My First Triathlon – The London Triathlon (Andrew)

Gordon Ramsay tried to kill me. Not once, not twice, but three times.

You’ve got to admire his determination.

We’d booked Sunday lunch at his then three Michelin star restaurant at Claridges. When we booked it, I said “no nuts – I’m allergic”. When we arrived, the Maître D asked if I had any allergies. I said, “yes, nuts.” He said, “we’ll make sure there’s no nuts on the plate.”

And then served me hazelnuts as part of my starter. Then more nuts from my main. And then, despite twice saying, “I don’t eat nuts!”, I was served a desert with some crunchy bits artistically scattered over the top. “Are those nuts,” I asked. The waiter said, “no”, then looked at them again. “I’ll ask the chef” and he took away the plate – and came back without the crunchy ‘nutty’ bits…

Afterwards I wrote to Gordon Ramsay to complain. The big man himself wrote back. “I’m very sorry that…” and then the letter went blank for half page before “yours sincerely, signed Gordon Ramsay”.

And all I could think was how many complaints does he get that he doesn’t even read the complaints letters to check what he’s apologizing for? But it did give me the perfect space to write my own apology in the space.

“I’m very sorry that I am a big twat, yours sincerely, signed Gordon Ramsay”

Thanks, Gordon!

Which was a bit harsh as I do like Gordon Ramsay because he got me into triathlons because he was competing in the first triathlon I tried.  In fact, he was only a couple of bikes away in transition.  And I remember reading that he used to get up at 5am to train and I thought, “well, if he can do it at 5am then it’ll be easy for me as I can run during the day!”.

I was so, so wrong…

I was working in London at the time and I’d entered the London Triathlon. I’d entered as a team and I agreed to run while my friend, Graham, would swim and a girl we knew from work, Sally, would cycle. It seems simple. He’d swim. She’d ride. I’d run. What could go wrong?

First, Graham had never swum outside. He was a strong swimmer. Had swum for his university but only ever in a pool. He borrowed a wet-suit and was near the front when he came out of the water. Then a man told him, “you need to take your wet-suit off”.

“What do you mean?” He asked.

“You need to strip out your wet-suit and carry it to transition”.

“But I don’t have any trunks on!”

It hadn’t occurred to him that he might want to wear swim trunks. He thought a wet suit was enough.

“But you were borrowing it,” I said later. “Did you not want to wear trunks for a borrowed wet-suit?”

“I never thought about it,” he said.

“Clearly!”

I was watching in transition as he went from first to near last arguing with the race marshal about how much of the wet-suit he could keep on while not disqualifying himself from the race. Eventually, with legs pulled up and top pulled down and waddling towards us in what now looked like the Michelin man’s rubber pants, we started the bike race – and Sally admitted she’d never ridden a bike before in the UK.

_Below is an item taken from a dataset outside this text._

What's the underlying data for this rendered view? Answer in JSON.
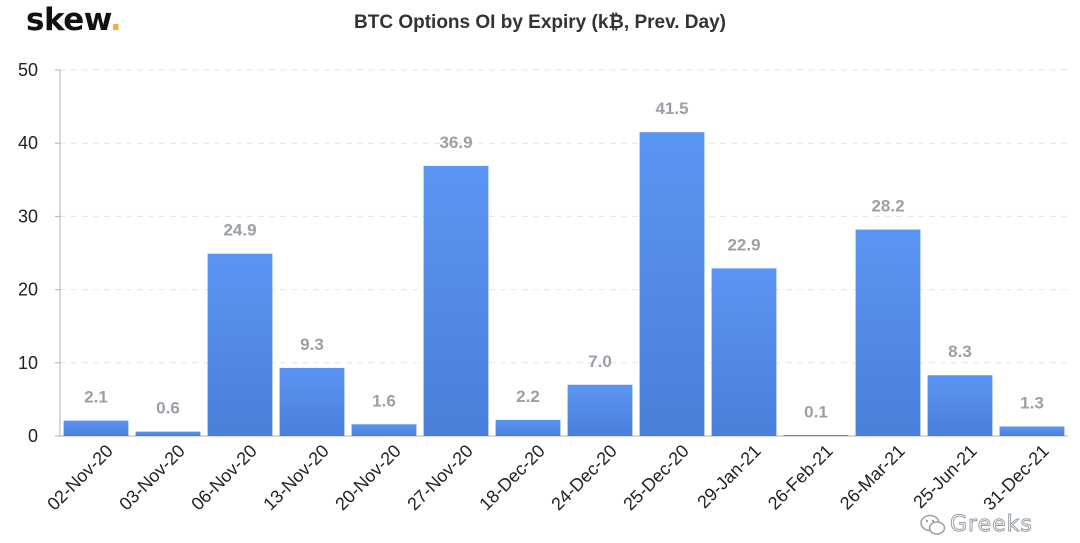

She was South African, so that was okay, she knew how to ride on the left hand side of the road. But she’d been in the UK for four years so was actually admitting that she hadn’t trained at all. Not even to sit on her bike. A ladies bike. With side saddle and all.

We went from near last, to last.

And then I ran. The easy part. Though by this point Gordon Ramsay had gone home hours before.

And I ran. And I ran. And I kept going faster thinking “I can catch up with the man in second last place”.

And then I cam back to transition and thought: “that was quick and I’m glad this is over”.

Only to find that I was running laps and had three more laps to run.

D’oh!

I hadn’t checked the course at all.

Needless to say, we didn’t rise up the ranks, I started last and finished last.

Then, to cap it all, we found out the London Underground wouldn’t let bikes on the tube and I had to cycle Sally’s bike all the way back from Canary Wharf to West Hampstead because Sally swore never to ride again.

And I got lost and ended up in Wembley.

But, because Gordon Ramsay was doing it, we swore (no pun intended!) to come back the following year and do it right because “if that twat off the telly can do it, then we can do it too!”